PyOpenCL Installation for Linux

Usage with Ubuntu 20.04 1. For NVidia GPUs, install the Nvidia binary driver for your system. (In Ubuntu this is straight forward and explained here: https://help.ubuntu.com/community/BinaryDriverHowto/Nvidia#NVIDIA_driver_from_the_Ubuntu_repositories the 440 version of the driver metapack was tested and works fine) - I don't have a current AMD system to test with, but this should work fine as long as you have the AMD drivers installed... 2. Install the pyOpenCL library for your system.

    sudo apt install python3-pyopencl

Depending on your Linux environment, the Python libraries that are availale via APT may be very out of date and may not work correctly. In this case, you may need to install and build PyOpenCL via Pip. (And whether a particular version of PyOpenCL will build on your system may vary, so trying an older PyOpenCL package version may help, eg: pyopencl==2019.1.1)

Beyond this, no additional support will be provided for any distribution other than the most recent Ubuntu LTS release. Generally speaking, instructions for installing and configuring an environment for Hashcat will cover what you need to get your environment set up and working...

Testing your System

To check if your PyOpenCL installation is working correctly, you can run the unit tests relating to the type of GPU accelerated recovery you want to run:

Bitcoin Core John-The-Ripper Kernel (JTR)

python3 -m btcrecover.test.test_passwords -v GPUTests

Assuming the tests do not fail, GPU support can be enabled by adding the --enable-gpu option to the command line. There are other additional options, specifically --global-ws and --local-ws, which should also be provided along with particular values to improve the search performance. Unfortunately, the exact values for these options can only be determined by trial and error, as detailed below.

Blockchain.com, Electrum Wallets & BIP39 Passphrases (Or Electrum 'Extra words') via OpenCL_Brute Kernel (Supports Bitcoin core too, but slower than JTR)

python3 -m btcrecover.test.test_passwords -v OpenCL_Tests

If all tests pass, then you can simply add --enable-opencl to the command line argument. The default for OpenCL platform selection and work group size should give a good result.

BIP39 or Electrum Seed Recovery

python3 -m btcrecover.test.test_seeds -v OpenCL_Tests

If all tests pass, then you can simply add --enable-opencl to the command line argument. The default for OpenCL platform selection and work group size should give a good result.

Performance Tuning: Background

The key thing to understand when it comes ot OpenCL performance tuning is that there is a fundamental difference between the way that a CPU processes instructions and a GPU.

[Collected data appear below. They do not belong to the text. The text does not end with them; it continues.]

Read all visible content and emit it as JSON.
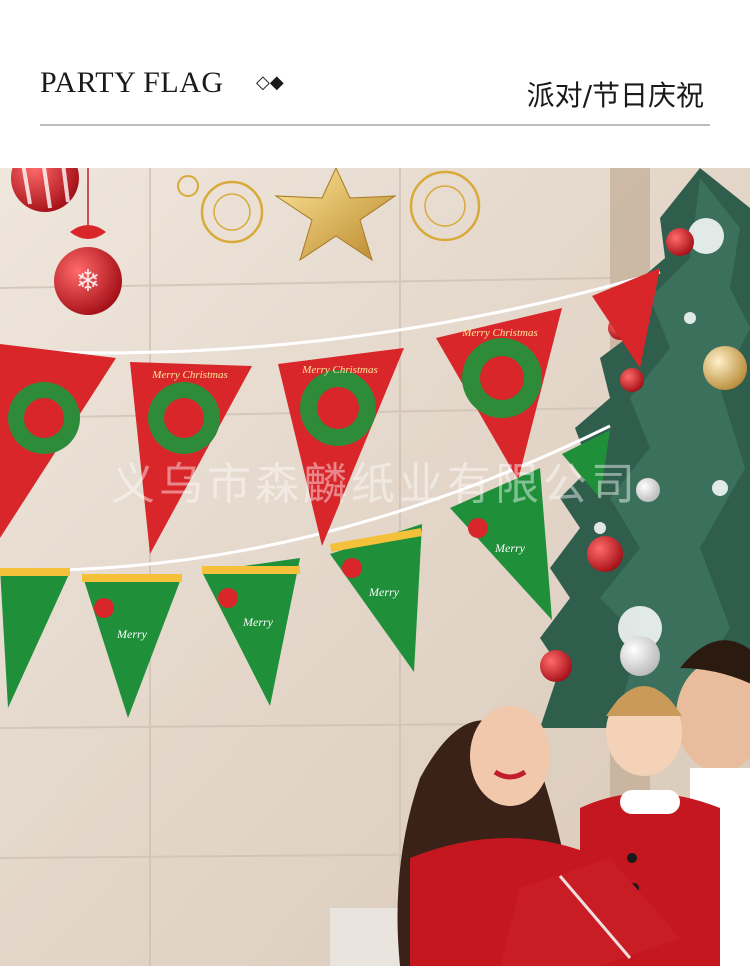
{
  "header": {
    "title_en": "PARTY FLAG",
    "diamonds": "◇◆",
    "title_cn": "派对/节日庆祝"
  },
  "photo": {
    "watermark": "义乌市森麟纸业有限公司",
    "flag_text_red": "Merry Christmas",
    "flag_text_green": "Merry"
  },
  "colors": {
    "flag_red": "#d8262a",
    "flag_green": "#1f8f3a",
    "gold": "#d9a93a",
    "wall": "#e6dcd2"
  }
}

CPU's can process commands very quickly, but can basically only perform once task at a time per CPU core. GPU's on the other hand can actually be slower at performing the same task, but the difference is that they might be able to perform a batch of 1000 tasks at the same time in parallel, rather than one after the other as occurs on a CPU.

What this means is that there can be significant perfomance differences for GPU processing depending on how large the batch of work that you are loading in to the GPU is. (And doing things like only half-filling the potential batch size will cut your performance in half)

As such, setting the Global and Local work-size arguments can make a massive difference for the JTR kernel, while using the workgroup-size command can make a big difference when using the OpenCL_Brute kernel (Though the defaults for the OpenCL_Brute kernel should automatically work out something close to optimal for your system)

This also means that performance bottleknecks that aren't an issue in CPU processing become a problem when using GPU processing. (This is precisely why a tokenlist for a 24 word seed doesn't get nearly as much of a performance boost solving as standard recovery with a BIP39 12 word seed)

This is also why you may find that there is some benefit to creating a checksummed seed list on one PC and loading that into another using the --savevalidseeds, --savevalidseeds-filesize, --multi-file-seedlist and --skip-worker-checksum arguments.

Multi-GPU Systems

By default, both OpenCL kernels will use all GPUs that are available in a system, but they will utilise them a bit dfferently.

JohnTheRipper Kernel (used by Bitcoin Core when the --enable-gpu argument is used)

Will just use a single CPU thread and use all GPUs, though it really needs the GPUs to be identical in terms of performance.

The OpenCL_Brute kernel (enabled via the --enable-opencl argument)

Will allocate GPUs to threads in a round-robin. (Eg if you had 3 GPUs and 3 CPU cores, it would allocate a GPU1->CPU1, GPU2->CPU2, GPU3->CPU3, etc...) Given this, you will generally want to have at least as many threads as you have GPUs. (Though I haven't seen any systems other than ex-crypto mining rigs where you have more GPUs than CPUS) BTCRecover will default to using as many threads as there are logical CPU cores, but if your system has fewer cores than GPUs, you can always just manually specify the thread count with the --threads argument. Generally speaking, I would suggest that 2 threads per GPU is probably your best starting point performance wise...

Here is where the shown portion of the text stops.